After that, things come in flashes, me on my feet, swearing a blue streak.
Davis pressing a cold towel into my face.
Cece saying things. Aggie saying things.
Heat bursting across my eyes like sunspots.
Running away from all of them and barricading myself in the laundry, turning off the light and curling into a ball.
Time drips and drops, thoughts circling on a Rolodex until I claw my way back.
“Hey girl,” I mumble to myself. “Time to sort this mess.”
I take a boiling hot shower. Get dressed. Do my makeup. Pull on the All Blacks jersey. Snap a few photos. Head downstairs.
I pass Cece and Davis, ignore what they say and walk out.
First stop: Vape shop. Two ice-mint ElfBars.
Second stop: Liquor store. The most expensive tequila they have. Eighteen-year-old Fuenteseca.

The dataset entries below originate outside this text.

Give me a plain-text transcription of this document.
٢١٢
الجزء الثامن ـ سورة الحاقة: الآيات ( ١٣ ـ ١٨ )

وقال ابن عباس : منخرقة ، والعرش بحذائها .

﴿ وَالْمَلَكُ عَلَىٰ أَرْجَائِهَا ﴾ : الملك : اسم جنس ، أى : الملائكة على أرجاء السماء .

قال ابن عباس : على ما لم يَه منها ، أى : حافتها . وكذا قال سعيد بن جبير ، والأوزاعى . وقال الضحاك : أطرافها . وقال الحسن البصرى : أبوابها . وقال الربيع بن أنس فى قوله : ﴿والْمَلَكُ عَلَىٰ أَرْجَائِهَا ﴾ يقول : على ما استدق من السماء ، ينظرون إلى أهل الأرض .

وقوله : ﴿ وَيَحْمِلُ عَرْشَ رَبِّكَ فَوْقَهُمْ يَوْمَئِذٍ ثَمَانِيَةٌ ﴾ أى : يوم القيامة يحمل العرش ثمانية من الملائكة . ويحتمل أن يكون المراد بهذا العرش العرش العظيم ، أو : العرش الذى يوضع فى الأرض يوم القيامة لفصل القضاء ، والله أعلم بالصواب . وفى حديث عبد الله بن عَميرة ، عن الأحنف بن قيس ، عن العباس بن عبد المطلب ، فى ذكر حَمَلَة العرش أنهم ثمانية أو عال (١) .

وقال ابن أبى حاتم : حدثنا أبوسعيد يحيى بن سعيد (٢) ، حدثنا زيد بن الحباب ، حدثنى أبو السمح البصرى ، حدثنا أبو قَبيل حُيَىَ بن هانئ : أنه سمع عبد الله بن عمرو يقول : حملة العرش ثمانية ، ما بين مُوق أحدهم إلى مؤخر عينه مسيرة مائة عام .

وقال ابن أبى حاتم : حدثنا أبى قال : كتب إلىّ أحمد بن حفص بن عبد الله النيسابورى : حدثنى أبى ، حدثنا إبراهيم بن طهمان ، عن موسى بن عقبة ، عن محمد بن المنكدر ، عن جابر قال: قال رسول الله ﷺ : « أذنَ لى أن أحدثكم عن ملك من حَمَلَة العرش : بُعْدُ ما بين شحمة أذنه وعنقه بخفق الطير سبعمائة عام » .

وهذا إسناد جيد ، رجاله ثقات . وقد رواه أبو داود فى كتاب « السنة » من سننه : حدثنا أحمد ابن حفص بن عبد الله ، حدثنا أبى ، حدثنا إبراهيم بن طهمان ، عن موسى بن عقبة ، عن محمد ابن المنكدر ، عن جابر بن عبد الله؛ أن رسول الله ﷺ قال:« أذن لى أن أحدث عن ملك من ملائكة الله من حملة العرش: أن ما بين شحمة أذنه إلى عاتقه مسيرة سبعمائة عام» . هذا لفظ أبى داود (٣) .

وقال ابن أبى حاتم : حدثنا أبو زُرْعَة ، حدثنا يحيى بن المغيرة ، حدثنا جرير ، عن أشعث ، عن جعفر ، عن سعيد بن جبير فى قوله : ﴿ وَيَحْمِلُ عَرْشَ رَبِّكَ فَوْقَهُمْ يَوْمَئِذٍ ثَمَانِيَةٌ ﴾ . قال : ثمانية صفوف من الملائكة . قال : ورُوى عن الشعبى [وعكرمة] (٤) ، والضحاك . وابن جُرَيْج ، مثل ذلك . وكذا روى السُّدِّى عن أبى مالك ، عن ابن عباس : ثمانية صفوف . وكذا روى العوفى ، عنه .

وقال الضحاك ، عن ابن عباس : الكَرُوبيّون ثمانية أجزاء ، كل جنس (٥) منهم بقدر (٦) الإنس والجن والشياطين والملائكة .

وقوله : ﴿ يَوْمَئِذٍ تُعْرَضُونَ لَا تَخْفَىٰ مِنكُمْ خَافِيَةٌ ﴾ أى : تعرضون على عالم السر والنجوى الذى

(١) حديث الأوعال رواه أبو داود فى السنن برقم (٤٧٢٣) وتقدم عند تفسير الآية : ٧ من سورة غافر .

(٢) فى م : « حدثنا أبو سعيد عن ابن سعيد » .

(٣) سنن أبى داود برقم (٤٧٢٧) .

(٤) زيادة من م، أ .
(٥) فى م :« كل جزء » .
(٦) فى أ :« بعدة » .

I drink as I walk, practically begging someone to say something about me swigging from an open bottle.
No one does. Cowards. I reach the park near Stabbies and settle cross-legged on a bench.
I hunt for the photo I took after Jake and I first slept together.
Me, smiling like the cat that got the cream, his tattooed bicep clearly visible in the bed behind me.
I upload it to my stories and add text:
Some childhood sweethearts stay together. Some grow up.
When an amateur shoots to kill, their best chance is to aim for centre mass and spray. I post another picture. Me, tangled in my sheets, eyes closed, lips parted, naked except for Jake’s All Blacks jersey. The text box practically types itself:
Thanks for all the adult memories...
I delete all my social media apps, turn off my phone and down tequila like it’s tap water.
I might be the most naive bitch walking the earth, but three things are crystal clear:
Jake fucked Jenny Wallis.
We’re done. Forever.
My plans to get my shit together can wait, because I am getting completely, catastrophically fucked up tonight.